Néanmoins, on n’entend pas encore sa voix : sa première publication notoire date de 1928. Il survit difficilement, n’est pas encore introduit dans les milieux éditoriaux, et doit apprivoiser la langue française comme nouvelle langue d’écriture. Cependant, bien qu’il avoue une panne (presque) réelle dans sa production poétique, qu’il remet alors radicalement en cause,iii il ne reste pas inactif en tant que critique. Il publie quelques articles en français dans la revue Integral dès sa création en 1925, et, surtout, il poursuit sa réflexion sur l’art et la poésie, en ce temps de crise, en s’attaquant à la rédaction d’un essai au titre provocateur et paradoxal : Faux Traité d’Esthétique,iv daté de 1925, sous le nom de Benjamin Fondane qui restera son pseudonyme d’auteur français. La publication en est annoncée dans le numéro 6-7 de la revue Integral (Octobre 1925) : « Notre collaborateur B. Fondane vient de finir un essai d’esthétique : "Faux propos (sic) d’esthétique" ». Ce livre « qui [l’] obsède » ne fut cependant jamais édité.v Cela explique en partie que, faute de corrections éditoriales, le texte conserve la gaucherie rugueuse d’une langue encore imparfaitement maîtrisée. On est surpris malgré cela de l’ambition du projet (rien moins que repenser l’art, avec encore une grande attention à la forme), de la hauteur de vue d’une réflexion qui synthétise les controverses contemporaines, de l’indépendance d’un esprit qui porte à la modernité un intérêt non exempt de doute et de critique.

En effet, s’il partage le rejet des conceptions (dé)passées de l’art ‒il n’est même plus question du symbolisme qui fut l’idole de sa jeunesse‒, il n’adhère pas pour autant aux mouvements nouveaux comme Dada et surtout le surréalisme, qui, exception faite du cinéma, promesse d’un langage nouveau, lui semblent des leurres, des impasses voire des poisons. Le problème, à ses yeux, est plus profond et plus complexe, ce qui explique qu’il tente de le circonscrire en l’abordant sous des angles divers, comme le montrent les titres des chapitres et ce qu’ils mettent en question : le concept de l’art a-t-il un sens ? peut-on parler de progrès dans l’art ? l’originalité est-elle un fondement de l’art, une valeur ? peut-on croire à l’autonomie de l’art ? la raison a-t-elle une place dans l’art, et laquelle ? que dit-on quand on parle de classicisme ? La pensée avance à coup d’examens contradictoires, de comparaisons entre différentes périodes culturelles, de controverses avec les idées de maints critiques littéraires, critiques d’art et philosophes. Parmi ceux-ci, on remarque la présence étonnante de Maurras, dont Fondane se rapproche provisoirement, malgré ses réticences, sur un point de sa réflexion, et celle de Valéry, principale référence comme poète et comme essayiste, et sur lequel il porte encore un regard ambivalent, mi-admiratif, mi-circonspect.vi À travers ces tâtonnements, il élabore ce qui restera son credo : méfiance envers les prérogatives de la logique (défaut attribué de façon originale aux mouvements d’avant-garde), et certitude que l’art, et peu importe la définition qu’on en donne, ne peut que s’enraciner dans la vie, ne peut jaillir que de l’homme.

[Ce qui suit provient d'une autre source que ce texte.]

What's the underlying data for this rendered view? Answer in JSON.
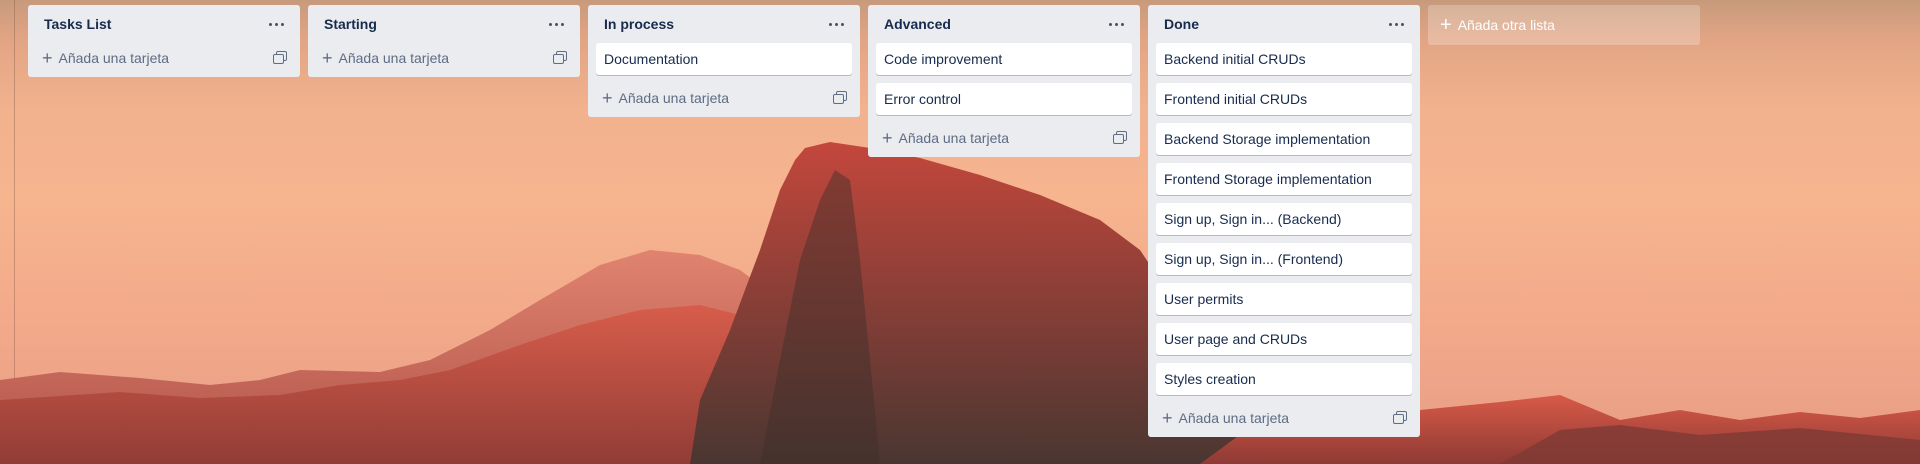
{
  "board": {
    "lists": [
      {
        "title": "Tasks List",
        "cards": []
      },
      {
        "title": "Starting",
        "cards": []
      },
      {
        "title": "In process",
        "cards": [
          "Documentation"
        ]
      },
      {
        "title": "Advanced",
        "cards": [
          "Code improvement",
          "Error control"
        ]
      },
      {
        "title": "Done",
        "cards": [
          "Backend initial CRUDs",
          "Frontend initial CRUDs",
          "Backend Storage implementation",
          "Frontend Storage implementation",
          "Sign up, Sign in... (Backend)",
          "Sign up, Sign in... (Frontend)",
          "User permits",
          "User page and CRUDs",
          "Styles creation"
        ]
      }
    ],
    "add_card_label": "Añada una tarjeta",
    "add_list_label": "Añada otra lista",
    "icons": {
      "menu": "ellipsis-icon",
      "add": "plus-icon",
      "template": "card-template-icon"
    }
  },
  "colors": {
    "list_bg": "#ebecf0",
    "card_bg": "#ffffff",
    "text": "#172b4d",
    "muted": "#5e6c84"
  }
}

Le manuscritvii de cet essai était conservé chez Jeanne Tissier, la sœur de Geneviève Fondane, qui le confia à Monique Jutrin. Déjà décrit par celle-ci dans le CBF n° 5,viii il se présente sous la forme d’un gros cahier au format d’un livre de 240 pages in-18, relié, sans dos, et couvert d’un papier imprimé replié. Un tampon porte le nom de l’imprimeur Louis Geisler, 3 rue de la Bienfaisance, Paris (8e), et une date : 1er avril 1910. On trouvait à l’époque chez les imprimeurs « de ces excellents livres-maquettes, à pages blanches »,ix à couper. La date mentionnée, de quinze ans antérieure à l’utilisation du cahier, laisse supposer qu’il s’agit d’un vieux stock ou d’une récupération. Le cahier est rempli à la main – et complété par un autre carnet, simple bloc-notes.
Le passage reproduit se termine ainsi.